Zika, the mosquito-borne virus that has been creating a buzz lately, may not be as hazardous for spring break travelers as some shocking headlines may suggest.
“I think it’s really being blown out of proportion. It’s not really any worse than having a bad fever,” Dr. Sarah Stewart from the University of Maine’s Cutler Health Center said. “It’s kind of like having a really bad flu.”
According to the Center for Disease Control and Prevention (CDC), one in five people who become infected with the Zika virus will display the illness’ mild symptoms of fever, joint pain, rash and conjunctivitis.
“The thing is, people go to these countries that have the Zika virus all of the time for spring break. Countries that have dengue and yellow fever, which give these same symptoms passed by mosquito bite,” Dr. Stewart said. “We very seldom see anyone coming back with these diseases.”
Dr. Stewart believes that the hype surrounding the virus has been caused by birth defects in Brazil that may have a connection to Zika. According to Dr. Stewart, there has been no reported evidence that can confirm the connection.

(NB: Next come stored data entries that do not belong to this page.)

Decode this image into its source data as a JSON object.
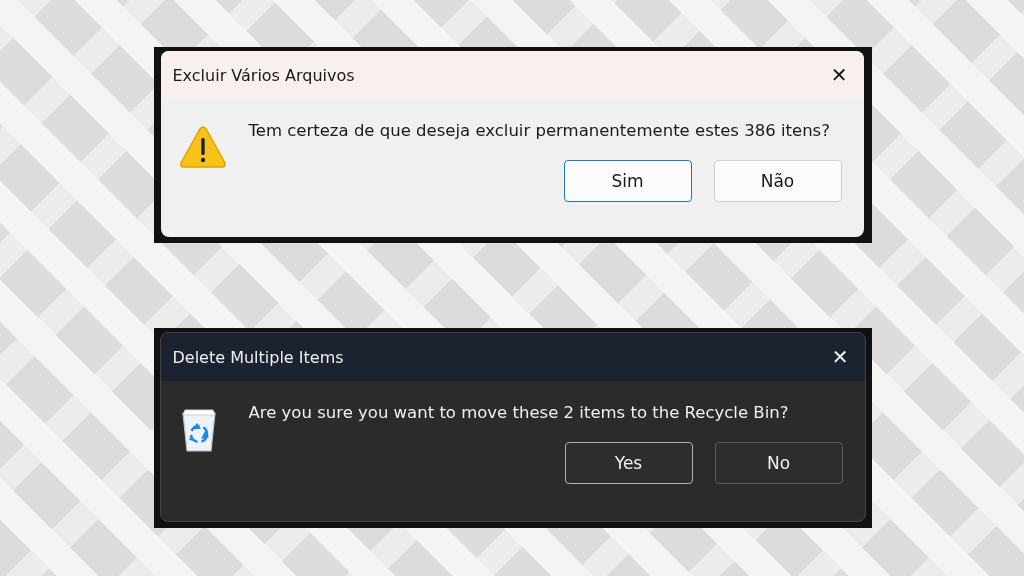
{
  "dialogs": [
    {
      "dark": false,
      "title": "Excluir Vários Arquivos",
      "close": "✕",
      "icon": {
        "kind": "warning"
      },
      "message": "Tem certeza de que deseja excluir permanentemente estes 386 itens?",
      "buttons": [
        {
          "label": "Sim",
          "default": true
        },
        {
          "label": "Não",
          "default": false
        }
      ]
    },
    {
      "dark": true,
      "title": "Delete Multiple Items",
      "close": "✕",
      "icon": {
        "kind": "recycle-bin"
      },
      "message": "Are you sure you want to move these 2 items to the Recycle Bin?",
      "buttons": [
        {
          "label": "Yes",
          "default": true
        },
        {
          "label": "No",
          "default": false
        }
      ]
    }
  ]
}
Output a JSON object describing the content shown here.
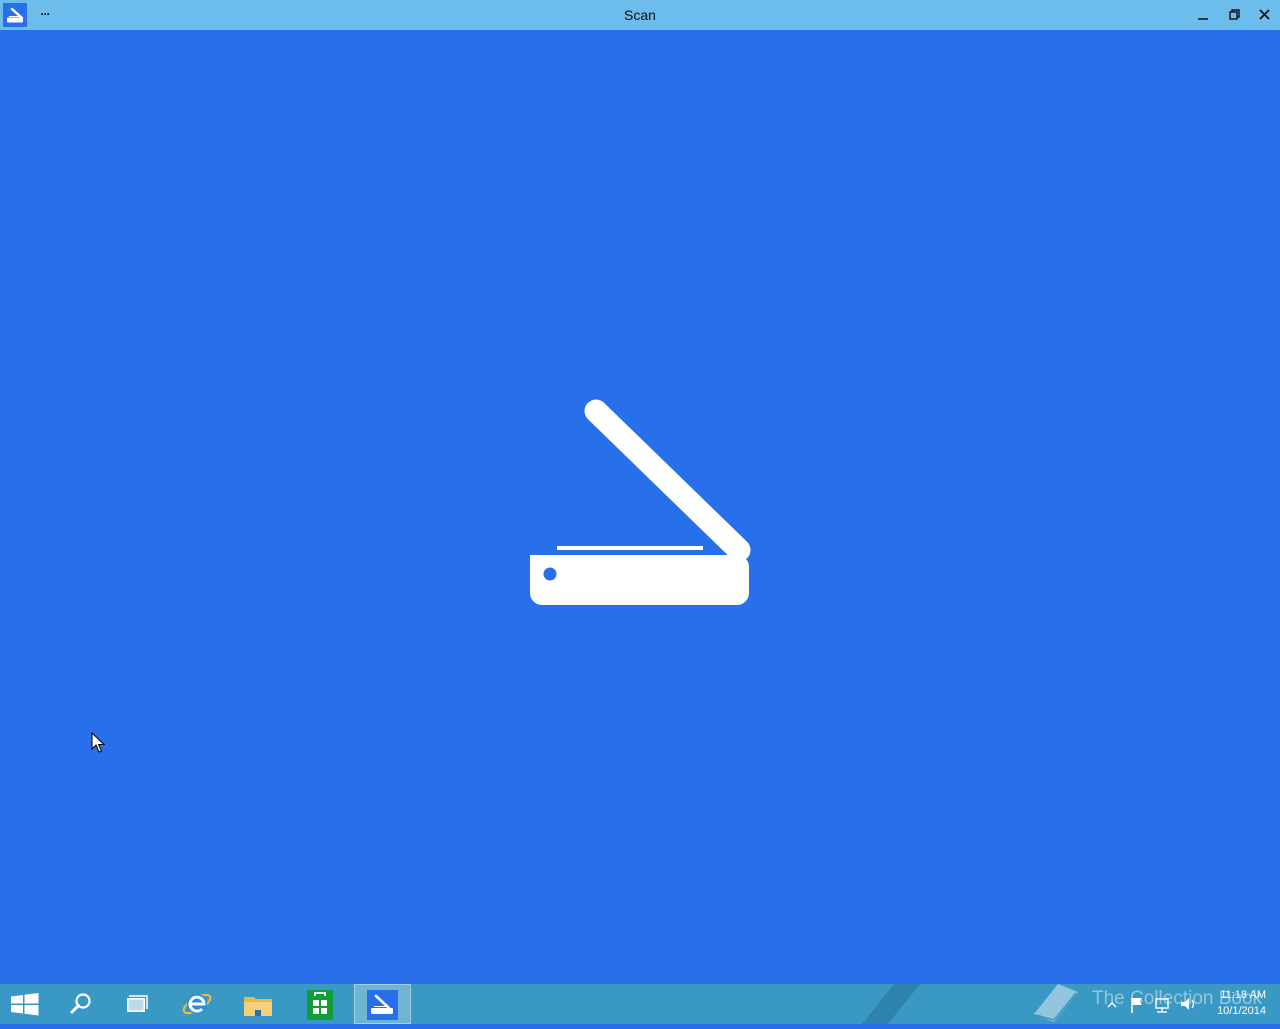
{
  "window": {
    "title": "Scan",
    "more_label": "···",
    "app_icon": "scan-app-icon",
    "controls": {
      "minimize_icon": "minimize-icon",
      "maximize_icon": "restore-icon",
      "close_icon": "close-icon"
    }
  },
  "content": {
    "illustration": "scanner-icon",
    "background_color": "#2870ea"
  },
  "taskbar": {
    "background_color": "#3a98c4",
    "items": [
      {
        "name": "start",
        "icon": "windows-logo-icon"
      },
      {
        "name": "search",
        "icon": "search-icon"
      },
      {
        "name": "task-view",
        "icon": "task-view-icon"
      },
      {
        "name": "internet-explorer",
        "icon": "internet-explorer-icon"
      },
      {
        "name": "file-explorer",
        "icon": "folder-icon"
      },
      {
        "name": "store",
        "icon": "store-bag-icon"
      },
      {
        "name": "scan",
        "icon": "scan-app-icon",
        "active": true
      }
    ],
    "tray": {
      "icons": [
        "chevron-up-icon",
        "flag-icon",
        "network-icon",
        "volume-icon"
      ],
      "time": "11:18 AM",
      "date": "10/1/2014"
    },
    "watermark": {
      "text": "The Collection Book",
      "icon": "book-icon"
    }
  }
}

Although the chance of developing any serious medical issues as a result of the Zika virus during spring break is slim, some UMaine students and parents are still worried.
UMaine Nursing International is a group of nursing students led by Susan Wheaton. They plan to travel to Panama to provide healthcare over spring break. The group, which originally consisted of 12 students, has already lost one due to concern about the virus.
“I worry about malaria, yellow fever and water contamination equally as much as I worry about Zika,” Wheaton said. “All of them weigh the same.”
“I understand if parents are concerned and don’t necessarily want their students to go, but I think standard precautions are more than adequate.”
In fact, Dr. Stewart plans to soon travel to Puerto Rico, where there is currently a Zika outbreak, for a conference. She urges travelers to stay smart and be prepared.
Because there is no preventative vaccine for the Zika virus, the CDC suggests wearing long-sleeved shirts and long pants and using insect repellents registered by the Environmental Protection Agency when traveling to affected areas.
There is also no specific medicine for treatment of Zika virus infections, but rest, fluids to prevent dehydration and acetaminophen to combat fever and pain are the CDC’s suggested forms of treatment.
“If anyone goes to Mexico over break and gets fever and rash and what-not, come in and we’ll take a look,” Dr. Stewart said. “We’re here if anyone has questions.”